Hypothesis

We hypothesize that the basal mTORC1 signaling level in vocal fold thyroarytenoid muscle (TAM) and lamina propria fibroblasts is lower than that in limb skeletal muscle, placing these tissues on the survival‑biased side of the mTOR civilization‑versus‑survival dial. This setpoint preserves autophagic proteostasis under constant phonatory demand, but age‑associated mTORC1 elevation shifts the balance toward anabolic excess, driving the collagen‑rich, elastin‑poor ECM changes seen in presbyphonia[1].

Mechanistic Rationale

Continuous vibration of the vocal folds creates repetitive mechanical stress that requires rapid turnover of structural proteins. Autophagy, kept active by low mTORC1 activity, clears damaged proteins and organelles, preventing maladaptive ECM remodeling. In limb muscle, intermittent high‑intensity contractions favor bursts of mTORC1‑driven hypertrophy, which can become maladaptive with age[2]. In the larynx, constitutive low mTORC1 sustains Smad7 expression, which antagonizes TGF‑β/Smad signaling and limits fibroblast‑to‑myofibroblast transition. When mTORC1 rises with age, Smad7 declines, TGF‑β signaling increases, and fibroblasts deposit excess collagen while elastin synthesis falls. This mechanistic link explains why functional electrical stimulation can reverse TAM atrophy without fiber‑type shift: it transiently lifts mTORC1 enough to stimulate protein synthesis without triggering the fibrotic cascade[3].

Testable Predictions

1. Young rodent vocal fold TAM will show significantly lower phospho‑S6K1 and phospho‑4E‑BP1 levels than age‑matched limb muscle (p<0.01).
2. Aged vocal fold tissue will exhibit a measurable increase in phospho‑S6K1 relative to young, yet remain below limb muscle levels.
3. Pharmacological inhibition of mTORC1 with rapamycin in aged vocal fold explants will reduce collagen I deposition and increase the LC3‑II/I ratio compared with vehicle.
4. Forced activation of mTORC1 via AAV‑mediated Rheb overexpression in vocal fold fibroblasts will decrease Smad7, elevate phospho‑Smad2/3, raise collagen content, and lower autophagic flux.

Experimental Approach

• Harvest TAM and limb skeletal muscle from 3‑month and 24‑month rats. Perform Western blot for p‑S6K1, p‑4E‑BP1, total S6K1, LC3‑I/II, p62, Smad7, collagen I, and elastin.
• Culture primary TAM fibroblasts and treat with rapamycin (20 nM) or MHY1485 (10 µM) for 48 h; assess collagen secretion by Sircol assay and autophagic flux by GFP‑LC3 puncta.
• Inject AAV9‑Rheb unilaterally into the vocal folds of 12‑month rats; after 4 weeks measure in vivo phonatory frequency and amplitude, then harvest tissue for the same biochemical markers.
• Statistical analysis using two‑way ANOVA (age × treatment) with post‑hoc Tukey; significance set at p<0.05.
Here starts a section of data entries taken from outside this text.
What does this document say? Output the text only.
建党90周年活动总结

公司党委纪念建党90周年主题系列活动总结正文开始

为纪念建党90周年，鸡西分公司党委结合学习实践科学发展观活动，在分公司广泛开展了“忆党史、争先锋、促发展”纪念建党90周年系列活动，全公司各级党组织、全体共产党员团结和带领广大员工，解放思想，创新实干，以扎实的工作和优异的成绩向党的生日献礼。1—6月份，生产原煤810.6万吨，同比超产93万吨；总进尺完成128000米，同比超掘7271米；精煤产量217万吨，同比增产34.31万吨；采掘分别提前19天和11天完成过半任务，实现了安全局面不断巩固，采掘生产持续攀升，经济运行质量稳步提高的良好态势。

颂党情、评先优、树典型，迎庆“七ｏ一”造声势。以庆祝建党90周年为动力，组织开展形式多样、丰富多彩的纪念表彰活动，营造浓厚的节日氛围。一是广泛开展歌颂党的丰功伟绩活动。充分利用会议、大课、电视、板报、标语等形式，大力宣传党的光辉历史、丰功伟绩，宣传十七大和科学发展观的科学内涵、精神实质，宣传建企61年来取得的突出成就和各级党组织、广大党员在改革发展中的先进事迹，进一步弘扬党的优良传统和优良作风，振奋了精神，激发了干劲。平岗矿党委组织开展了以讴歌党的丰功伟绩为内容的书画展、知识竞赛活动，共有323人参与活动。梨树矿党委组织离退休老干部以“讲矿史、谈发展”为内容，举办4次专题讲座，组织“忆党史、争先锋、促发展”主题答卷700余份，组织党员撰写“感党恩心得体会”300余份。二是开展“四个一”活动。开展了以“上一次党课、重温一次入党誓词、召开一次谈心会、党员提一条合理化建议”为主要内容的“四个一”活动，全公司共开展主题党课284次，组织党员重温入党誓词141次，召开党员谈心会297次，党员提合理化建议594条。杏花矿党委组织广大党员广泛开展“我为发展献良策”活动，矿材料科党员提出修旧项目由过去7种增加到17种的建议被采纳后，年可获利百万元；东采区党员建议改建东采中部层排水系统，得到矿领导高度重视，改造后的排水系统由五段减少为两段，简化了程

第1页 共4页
If the data confirm lower basal mTORC1 in young vocal fold tissue and an age‑dependent shift toward higher signaling that correlates with ECM deterioration and reduced autophagy, the hypothesis is supported. Conversely, if mTORC1 activity is equal to or higher than limb muscle in young tissue, or if manipulating mTORC1 does not alter collagen or autophagy as predicted, the hypothesis is falsified.